The Government has launched a new road safety campaign aimed at teachers and schools to help cut child fatalities. A recent survey revealed that 67% of children get fewer than 2 hours of road safety education in their whole time at school and the aim of the new THINK! Campaign is to help schools and teachers highlight the dangers of roads and encourage best practice for children.
I welcome this announcement as coincidentally I attended the Oxfordshire Sixth Form Road Safety event last week. This takes the form of a hard hitting video of a group of young people involved in a two car road incident that leads to the death of one passenger and the paralysis of another. The video is interspersed with testimony from emergency service personnel; medical staff; a parent that had a child killed in a car crash; someone paralysed as a teenager after a night out and finally, a teenage driver serving a long prison sentence for causing death by dangerous driving. All their testimony is moving and some sixth formers are so affected that they leave in tears. Watching it for the second year was no less moving that the first time around, even though I knew what was to come.
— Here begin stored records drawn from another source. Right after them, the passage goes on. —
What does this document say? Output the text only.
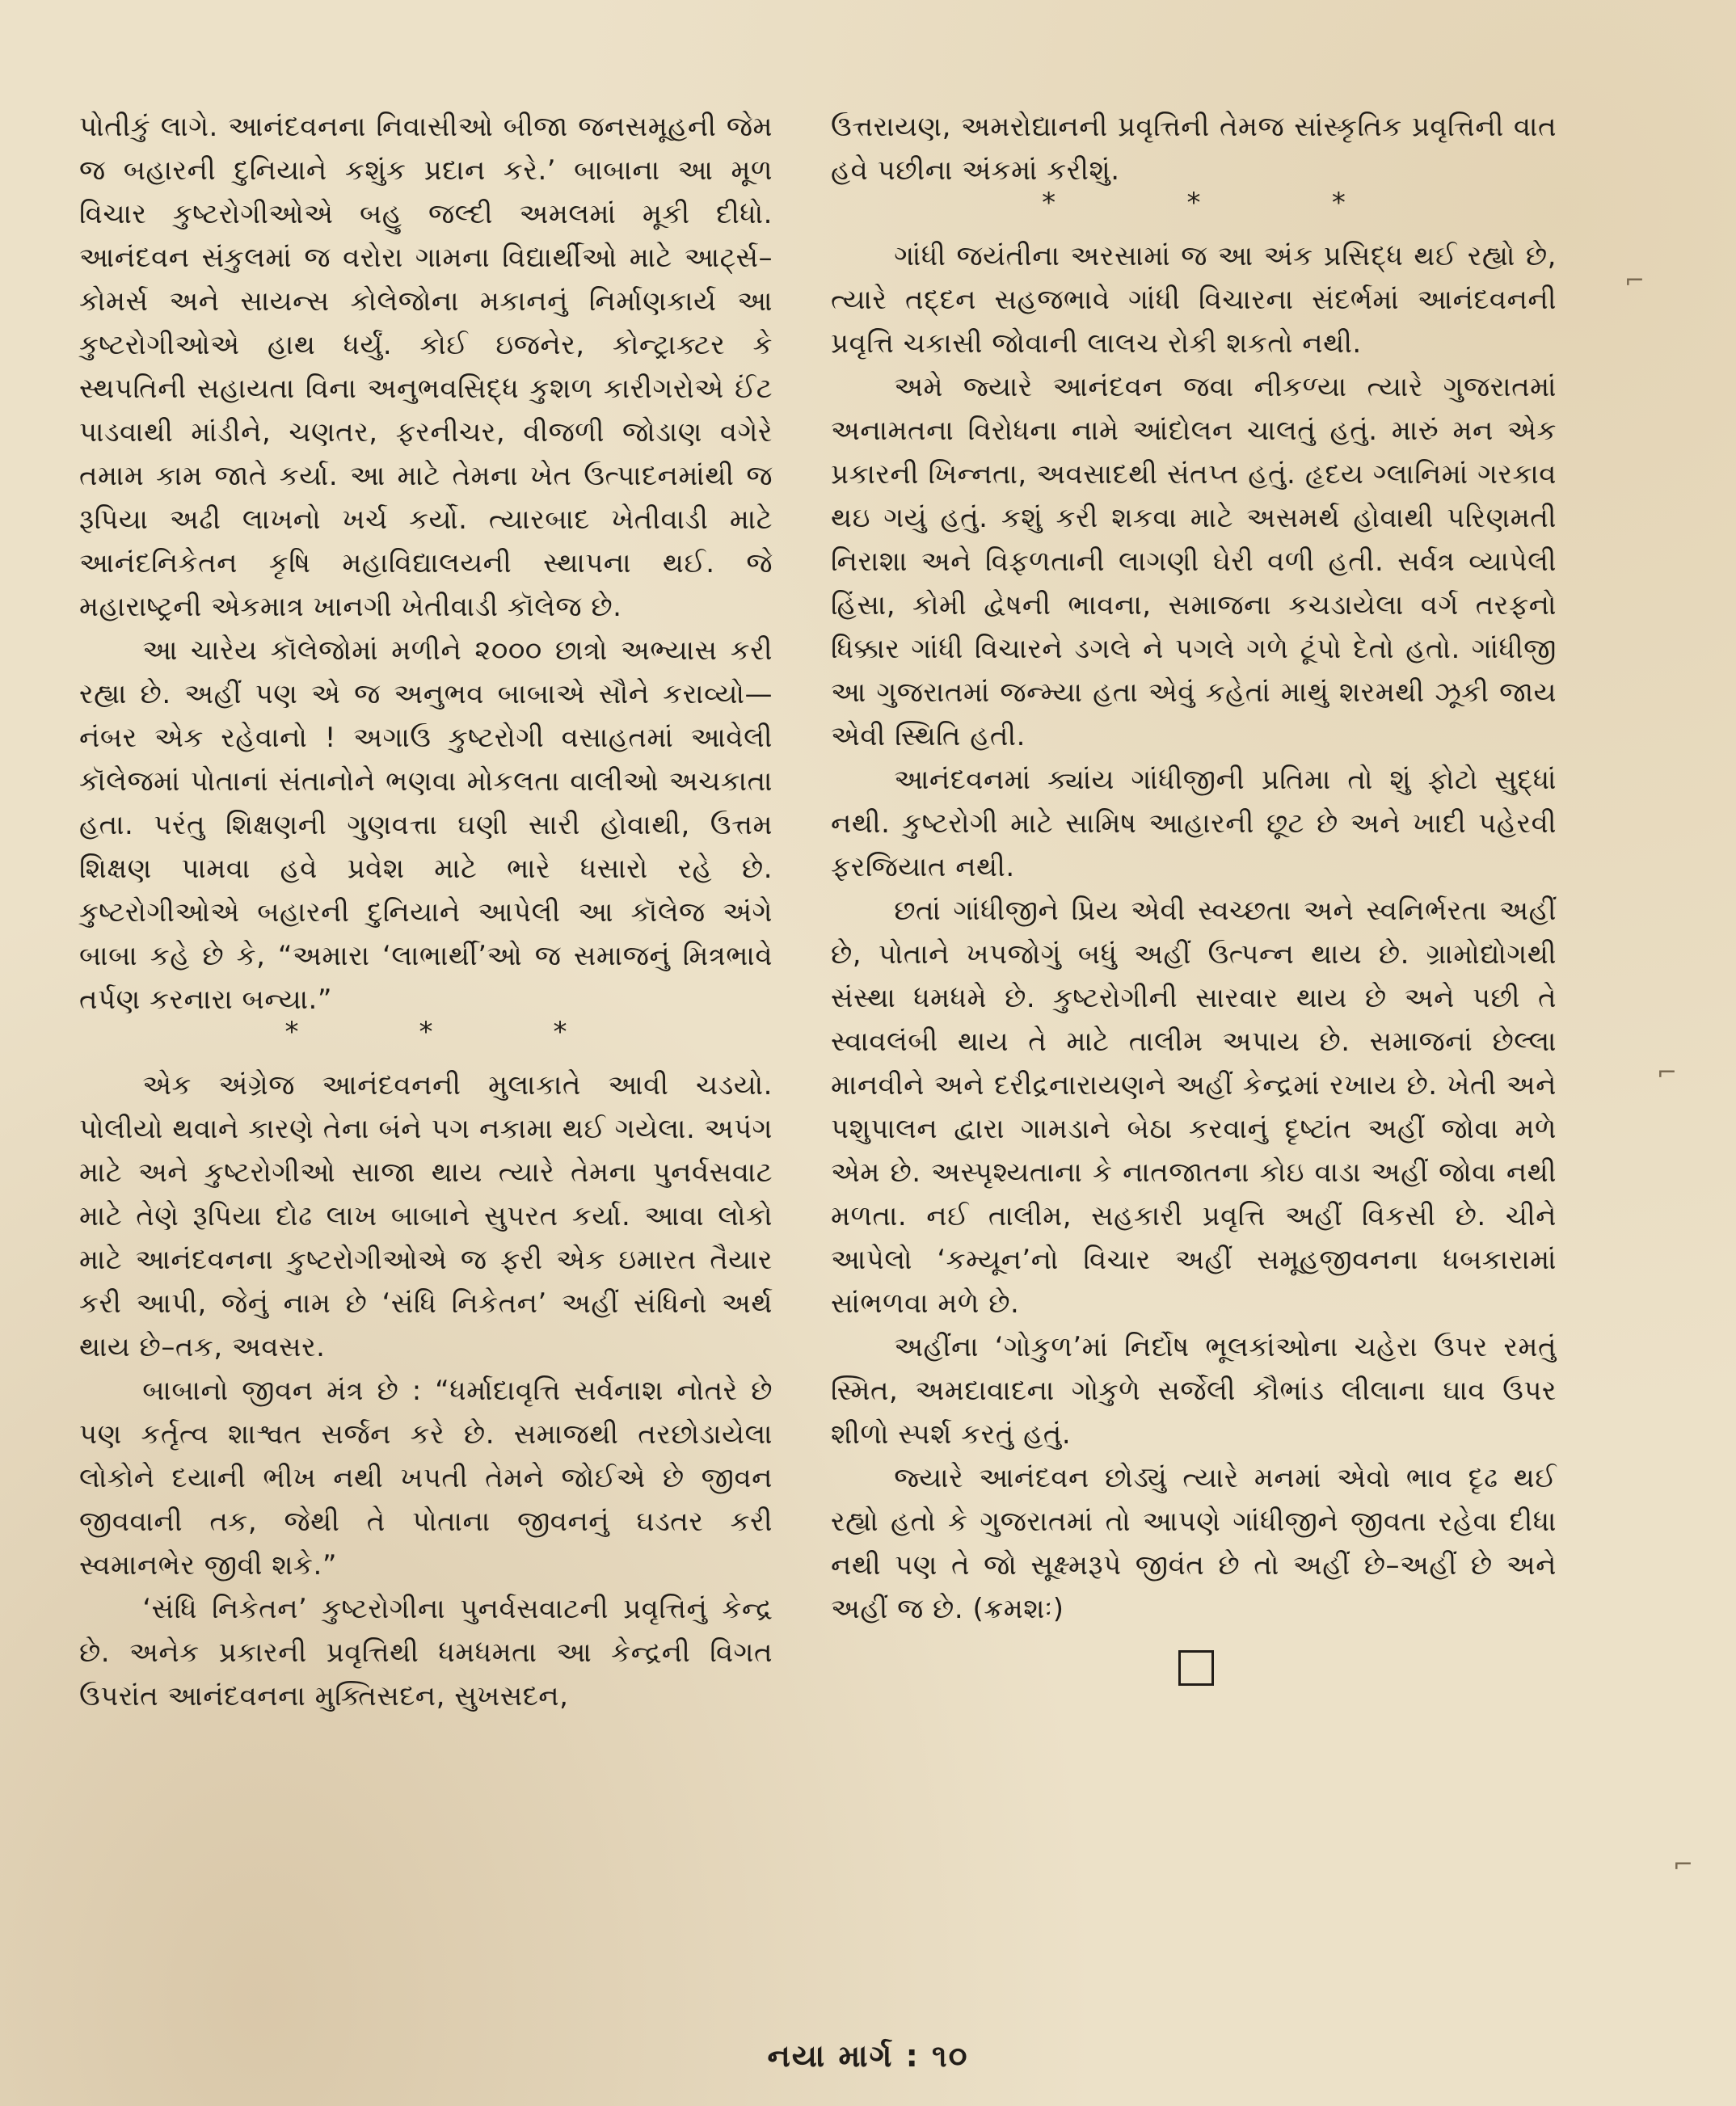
પોતીકું લાગે. આનંદવનના નિવાસીઓ બીજા જનસમૂહની જેમ જ બહારની દુનિયાને કશુંક પ્રદાન કરે.’ બાબાના આ મૂળ વિચાર કુષ્ટરોગીઓએ બહુ જલ્દી અમલમાં મૂકી દીધો. આનંદવન સંકુલમાં જ વરોરા ગામના વિદ્યાર્થીઓ માટે આર્ટ્સ–કોમર્સ અને સાયન્સ કોલેજોના મકાનનું નિર્માણકાર્ય આ કુષ્ટરોગીઓએ હાથ ધર્યું. કોઈ ઇજનેર, કોન્ટ્રાક્ટર કે સ્થપતિની સહાયતા વિના અનુભવસિદ્ધ કુશળ કારીગરોએ ઈંટ પાડવાથી માંડીને, ચણતર, ફરનીચર, વીજળી જોડાણ વગેરે તમામ કામ જાતે કર્યા. આ માટે તેમના ખેત ઉત્પાદનમાંથી જ રૂપિયા અઢી લાખનો ખર્ચ કર્યો. ત્યારબાદ ખેતીવાડી માટે આનંદનિકેતન કૃષિ મહાવિદ્યાલયની સ્થાપના થઈ. જે મહારાષ્ટ્રની એકમાત્ર ખાનગી ખેતીવાડી કૉલેજ છે.

આ ચારેય કૉલેજોમાં મળીને ૨૦૦૦ છાત્રો અભ્યાસ કરી રહ્યા છે. અહીં પણ એ જ અનુભવ બાબાએ સૌને કરાવ્યો—નંબર એક રહેવાનો ! અગાઉ કુષ્ટરોગી વસાહતમાં આવેલી કૉલેજમાં પોતાનાં સંતાનોને ભણવા મોકલતા વાલીઓ અચકાતા હતા. પરંતુ શિક્ષણની ગુણવત્તા ઘણી સારી હોવાથી, ઉત્તમ શિક્ષણ પામવા હવે પ્રવેશ માટે ભારે ધસારો રહે છે. કુષ્ટરોગીઓએ બહારની દુનિયાને આપેલી આ કૉલેજ અંગે બાબા કહે છે કે, “અમારા ‘લાભાર્થી’ઓ જ સમાજનું મિત્રભાવે તર્પણ કરનારા બન્યા.”

*	*	*

એક અંગ્રેજ આનંદવનની મુલાકાતે આવી ચડયો. પોલીયો થવાને કારણે તેના બંને પગ નકામા થઈ ગયેલા. અપંગ માટે અને કુષ્ટરોગીઓ સાજા થાય ત્યારે તેમના પુનર્વસવાટ માટે તેણે રૂપિયા દોઢ લાખ બાબાને સુપરત કર્યા. આવા લોકો માટે આનંદવનના કુષ્ટરોગીઓએ જ ફરી એક ઇમારત તૈયાર કરી આપી, જેનું નામ છે ‘સંધિ નિકેતન’ અહીં સંધિનો અર્થ થાય છે–તક, અવસર.

બાબાનો જીવન મંત્ર છે : “ધર્માદાવૃત્તિ સર્વનાશ નોતરે છે પણ કર્તૃત્વ શાશ્વત સર્જન કરે છે. સમાજથી તરછોડાયેલા લોકોને દયાની ભીખ નથી ખપતી તેમને જોઈએ છે જીવન જીવવાની તક, જેથી તે પોતાના જીવનનું ઘડતર કરી સ્વમાનભેર જીવી શકે.”

‘સંધિ નિકેતન’ કુષ્ટરોગીના પુનર્વસવાટની પ્રવૃત્તિનું કેન્દ્ર છે. અનેક પ્રકારની પ્રવૃત્તિથી ધમધમતા આ કેન્દ્રની વિગત ઉપરાંત આનંદવનના મુક્તિસદન, સુખસદન,

ઉત્તરાયણ, અમરોદ્યાનની પ્રવૃત્તિની તેમજ સાંસ્કૃતિક પ્રવૃત્તિની વાત હવે પછીના અંકમાં કરીશું.

*	*	*

ગાંધી જયંતીના અરસામાં જ આ અંક પ્રસિદ્ધ થઈ રહ્યો છે, ત્યારે તદ્દન સહજભાવે ગાંધી વિચારના સંદર્ભમાં આનંદવનની પ્રવૃત્તિ ચકાસી જોવાની લાલચ રોકી શકતો નથી.

અમે જ્યારે આનંદવન જવા નીકળ્યા ત્યારે ગુજરાતમાં અનામતના વિરોધના નામે આંદોલન ચાલતું હતું. મારું મન એક પ્રકારની ખિન્નતા, અવસાદથી સંતપ્ત હતું. હૃદય ગ્લાનિમાં ગરકાવ થઇ ગયું હતું. કશું કરી શકવા માટે અસમર્થ હોવાથી પરિણમતી નિરાશા અને વિફળતાની લાગણી ઘેરી વળી હતી. સર્વત્ર વ્યાપેલી હિંસા, કોમી દ્વેષની ભાવના, સમાજના કચડાયેલા વર્ગ તરફનો ધિક્કાર ગાંધી વિચારને ડગલે ને પગલે ગળે ટૂંપો દેતો હતો. ગાંધીજી આ ગુજરાતમાં જન્મ્યા હતા એવું કહેતાં માથું શરમથી ઝૂકી જાય એવી સ્થિતિ હતી.

આનંદવનમાં ક્યાંય ગાંધીજીની પ્રતિમા તો શું ફોટો સુદ્ધાં નથી. કુષ્ટરોગી માટે સામિષ આહારની છૂટ છે અને ખાદી પહેરવી ફરજિયાત નથી.

છતાં ગાંધીજીને પ્રિય એવી સ્વચ્છતા અને સ્વનિર્ભરતા અહીં છે, પોતાને ખપજોગું બધું અહીં ઉત્પન્ન થાય છે. ગ્રામોદ્યોગથી સંસ્થા ધમધમે છે. કુષ્ટરોગીની સારવાર થાય છે અને પછી તે સ્વાવલંબી થાય તે માટે તાલીમ અપાય છે. સમાજનાં છેલ્લા માનવીને અને દરીદ્રનારાયણને અહીં કેન્દ્રમાં રખાય છે. ખેતી અને પશુપાલન દ્વારા ગામડાને બેઠા કરવાનું દૃષ્ટાંત અહીં જોવા મળે એમ છે. અસ્પૃશ્યતાના કે નાતજાતના કોઇ વાડા અહીં જોવા નથી મળતા. નઈ તાલીમ, સહકારી પ્રવૃત્તિ અહીં વિકસી છે. ચીને આપેલો ‘કમ્યૂન’નો વિચાર અહીં સમૂહજીવનના ધબકારામાં સાંભળવા મળે છે.

અહીંના ‘ગોકુળ’માં નિર્દોષ ભૂલકાંઓના ચહેરા ઉપર રમતું સ્મિત, અમદાવાદના ગોકુળે સર્જેલી કૌભાંડ લીલાના ઘાવ ઉપર શીળો સ્પર્શ કરતું હતું.

જ્યારે આનંદવન છોડ્યું ત્યારે મનમાં એવો ભાવ દૃઢ થઈ રહ્યો હતો કે ગુજરાતમાં તો આપણે ગાંધીજીને જીવતા રહેવા દીધા નથી પણ તે જો સૂક્ષ્મરૂપે જીવંત છે તો અહીં છે–અહીં છે અને અહીં જ છે. (ક્રમશઃ)

નયા માર્ગ : ૧૦
⌐
⌐
⌐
Even if the driver is sober, the combination of a full car of teenagers; rural roads with lots of bends and trees and often loud music is a very high risk situation. A careless shout at the wrong moment or some other distraction and the result is a tragedy that could have been prevented.
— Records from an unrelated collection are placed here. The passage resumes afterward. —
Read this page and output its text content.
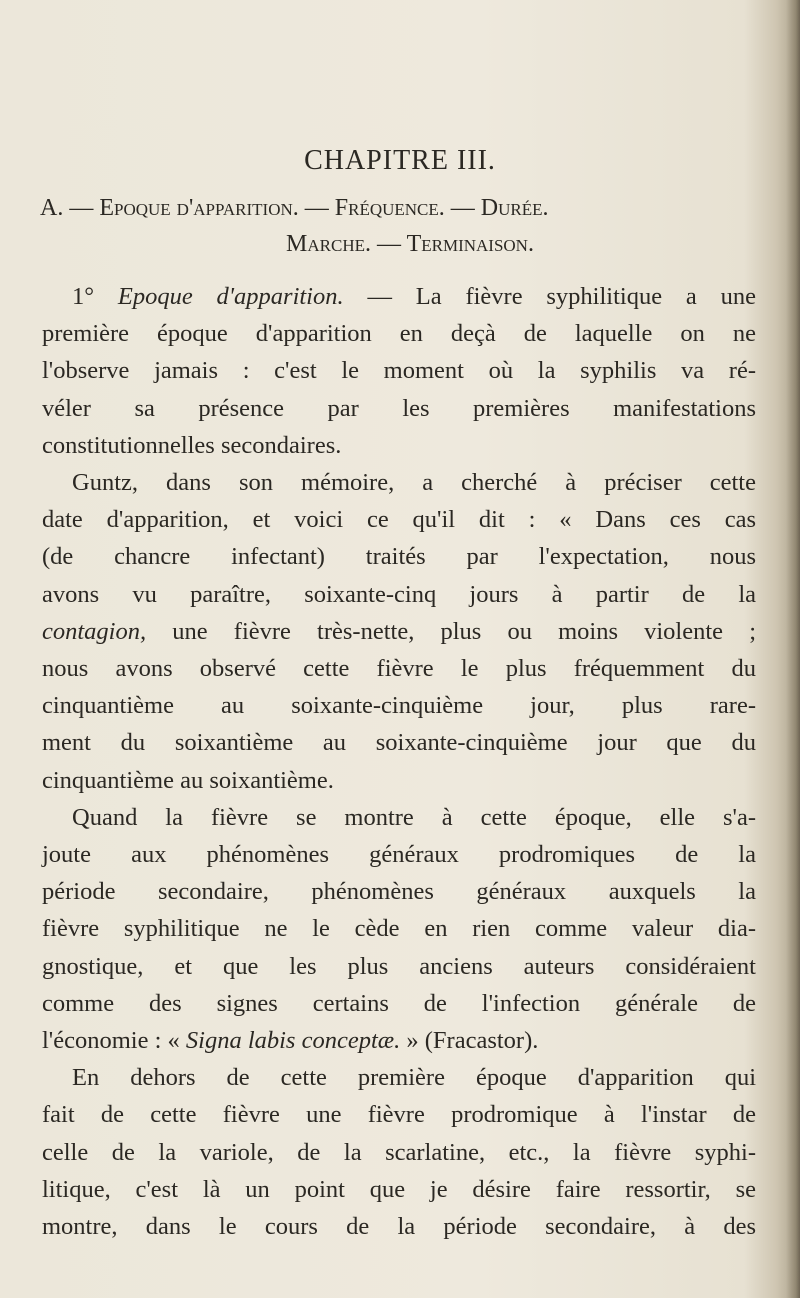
CHAPITRE III.
A. — Epoque d'apparition. — Fréquence. — Durée.
Marche. — Terminaison.
1° Epoque d'apparition. — La fièvre syphilitique a une
première époque d'apparition en deçà de laquelle on ne
l'observe jamais : c'est le moment où la syphilis va ré-
véler sa présence par les premières manifestations
constitutionnelles secondaires.
Guntz, dans son mémoire, a cherché à préciser cette
date d'apparition, et voici ce qu'il dit : « Dans ces cas
(de chancre infectant) traités par l'expectation, nous
avons vu paraître, soixante-cinq jours à partir de la
contagion, une fièvre très-nette, plus ou moins violente ;
nous avons observé cette fièvre le plus fréquemment du
cinquantième au soixante-cinquième jour, plus rare-
ment du soixantième au soixante-cinquième jour que du
cinquantième au soixantième.
Quand la fièvre se montre à cette époque, elle s'a-
joute aux phénomènes généraux prodromiques de la
période secondaire, phénomènes généraux auxquels la
fièvre syphilitique ne le cède en rien comme valeur dia-
gnostique, et que les plus anciens auteurs considéraient
comme des signes certains de l'infection générale de
l'économie : « Signa labis conceptæ. » (Fracastor).
En dehors de cette première époque d'apparition qui
fait de cette fièvre une fièvre prodromique à l'instar de
celle de la variole, de la scarlatine, etc., la fièvre syphi-
litique, c'est là un point que je désire faire ressortir, se
montre, dans le cours de la période secondaire, à des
The new THINK! Campaign from the Department for transport will feature a wide range of new education resources, including easy to follow lesson plans, 2 new films co-created with school children and a song in a bid to make teaching road safety lessons easier and more accessible. The first documentary-style film follows a group of school children as they act out how to cross the road safely after learning to use the Stop, Look, Listen, Think code. The second film follows another 6 children on their different journeys to school, including walking, cycling and scooting. The children explain their top tips for getting to school safely in the form of a new road safety song. The first phase of resources, aimed at 3 to 6-year-olds, are already on the Think! Web site. The next 2 phases for ages 7 to 12 and 13 to 16 will follow in the New Year. I hope that they will be interactive and make use of modern technology to engage with this tech savvy generation.
The importance of this work means that Ministers at the DfE should be aware of the needs of the whole child and not just their academic requirements. Schooling is for life not for just passing examinations however welcome today’s news on reading levels may be.
Finally, road safety also means training in cycling and, as we encourage more young people to cycle to and from school, we need to ensure that they are especially aware of how to stay safe.